I pointed to Madame Okelani’s sign, as the netbook came back to life. “You know what an ‘aumakua, a spirit animal, is?”
Ray shook his head.
“The ancient Hawaiians believed that their ancestors remained around them, often taking shape in a particular animal. A family would be protected by that particular animal. A family that lived in up in the mountains might have an owl for an ‘aumakua. One that lived by the water, like my family did, might have a shark or a dolphin.
“My father always told us this story about how he was surfing when he was a teenager, and the wind came up very strong, suddenly, and he got knocked off his board. He was floundering in the water, couldn’t keep his head up out of the waves. Then he felt something nudge him from below, pushing him toward land. It was a dolphin.”
I opened the PDF file of phone numbers Alamea had called.
“He told us that dolphin was our family’s ‘aumakua, and it would always protect us when we were out in the water.”
“And did it?”
“We’re all here, aren’t we? My brothers and I have all been caught by waves, tossed around and banged up. But we all survived.”
“Uh-huh. What do the phone records say?”
I looked down. “On Saturday afternoon, Alamea called a cell phone several times.” I flipped to another page. “That number is registered to a woman named Charlotte Montes, with an address in Makiki. I think that’s our next stop, don’t you?”
“We could have figured that out withou
t the crazy lady.”
“Just because you don’t believe doesn’t mean she’s crazy.”
We drove down to Makiki, to a small stucco house on a tiny piece of land, with a chain link fence all around.

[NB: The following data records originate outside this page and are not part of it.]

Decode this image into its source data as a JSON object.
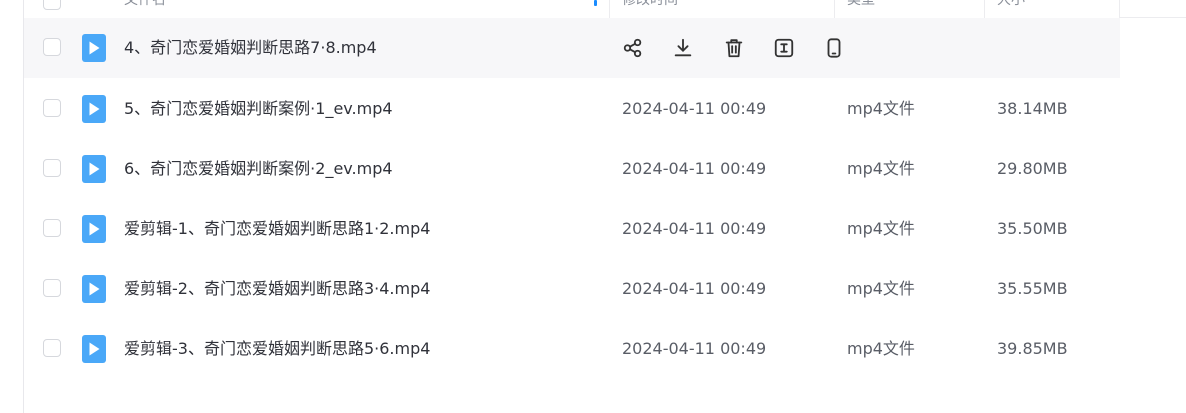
{
  "header": {
    "name_label": "文件名",
    "modified_label": "修改时间",
    "type_label": "类型",
    "size_label": "大小"
  },
  "row_actions": [
    {
      "icon": "share-icon"
    },
    {
      "icon": "download-icon"
    },
    {
      "icon": "delete-icon"
    },
    {
      "icon": "rename-icon"
    },
    {
      "icon": "phone-icon"
    }
  ],
  "files": [
    {
      "name": "4、奇门恋爱婚姻判断思路7·8.mp4",
      "date": "",
      "type": "",
      "size": "",
      "hovered": true
    },
    {
      "name": "5、奇门恋爱婚姻判断案例·1_ev.mp4",
      "date": "2024-04-11 00:49",
      "type": "mp4文件",
      "size": "38.14MB"
    },
    {
      "name": "6、奇门恋爱婚姻判断案例·2_ev.mp4",
      "date": "2024-04-11 00:49",
      "type": "mp4文件",
      "size": "29.80MB"
    },
    {
      "name": "爱剪辑-1、奇门恋爱婚姻判断思路1·2.mp4",
      "date": "2024-04-11 00:49",
      "type": "mp4文件",
      "size": "35.50MB"
    },
    {
      "name": "爱剪辑-2、奇门恋爱婚姻判断思路3·4.mp4",
      "date": "2024-04-11 00:49",
      "type": "mp4文件",
      "size": "35.55MB"
    },
    {
      "name": "爱剪辑-3、奇门恋爱婚姻判断思路5·6.mp4",
      "date": "2024-04-11 00:49",
      "type": "mp4文件",
      "size": "39.85MB"
    }
  ],
  "colors": {
    "file_icon": "#4aa8f8",
    "hover_bg": "#f7f7f9",
    "accent": "#1a8cff"
  }
}
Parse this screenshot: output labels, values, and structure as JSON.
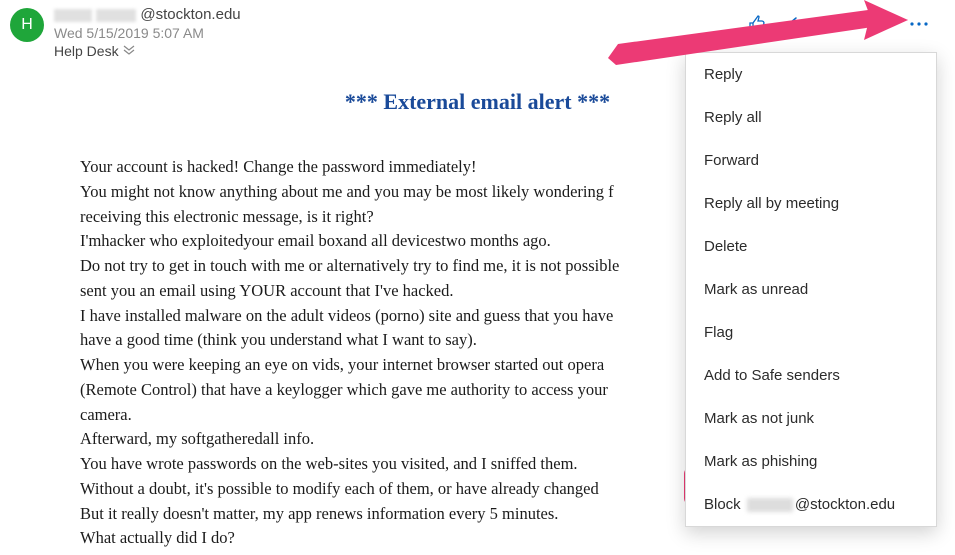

The gate into the small front yard was locked.
I called the number from the printout, and through the open front window I heard a tinny rendition of Israel Kamakawiwo’ole’s “N Dis Life.” As the phone rang, a baby began to cry.
No one answered the phone, and the baby inside continued to cry. “I think we have reason to believe that Alamea’s baby is inside this house and may be in danger,” I said. “We need to take whatever measures necessary to check it out.”
“I agree.” Ray grasped the top rail of the fence, testing it. Then he climbed up and over, dropping lightly into the front yard. I followed him, a little less gracefully.
I unholstered my gun. “If we’re right, the woman inside killed Alamea.”
Ray nodded, and pulled his gun out as well. I stepped up and rapped on the front door. “HPD. Open the door, please.”
There was no answer. All we heard was the baby continuing to cry.
I tried the handle. The door was locked. I nodded to Ray to go around the left side of the house, and I went right, toward the open window. I approached it carefully, peeking in from the side.
Through the screen I saw a baby in a crib in the middle of the room. And on the floor, a young dark-haired woman sat with her legs out in front of her. She was crying, too, though more quietly than the baby. “Charlotte Montes?” I asked.
She nodded.
“Can you open the door, please?”
“He won’t stop crying,” she said. “No matter what I do.”
“We’ll help you,” I said gently. “If you can just get up and open the door.”
She took a deep breath and stood up. Without a backward look to the baby she walked out of the room, and a moment later she was opening the front door.
We both holstered our guns and followed her inside. The baby was still crying, and Ray walked over and picked him up from his crib. He began rocking the baby and cooing to him, and soon had him calmed down.
In the meantime, I sat down at the kitchen table across from Charlotte. Up close I could see she was a bit older than I had thought, probably late twenties or early thirties. “How did you know Alamea Kekuahona?” I asked.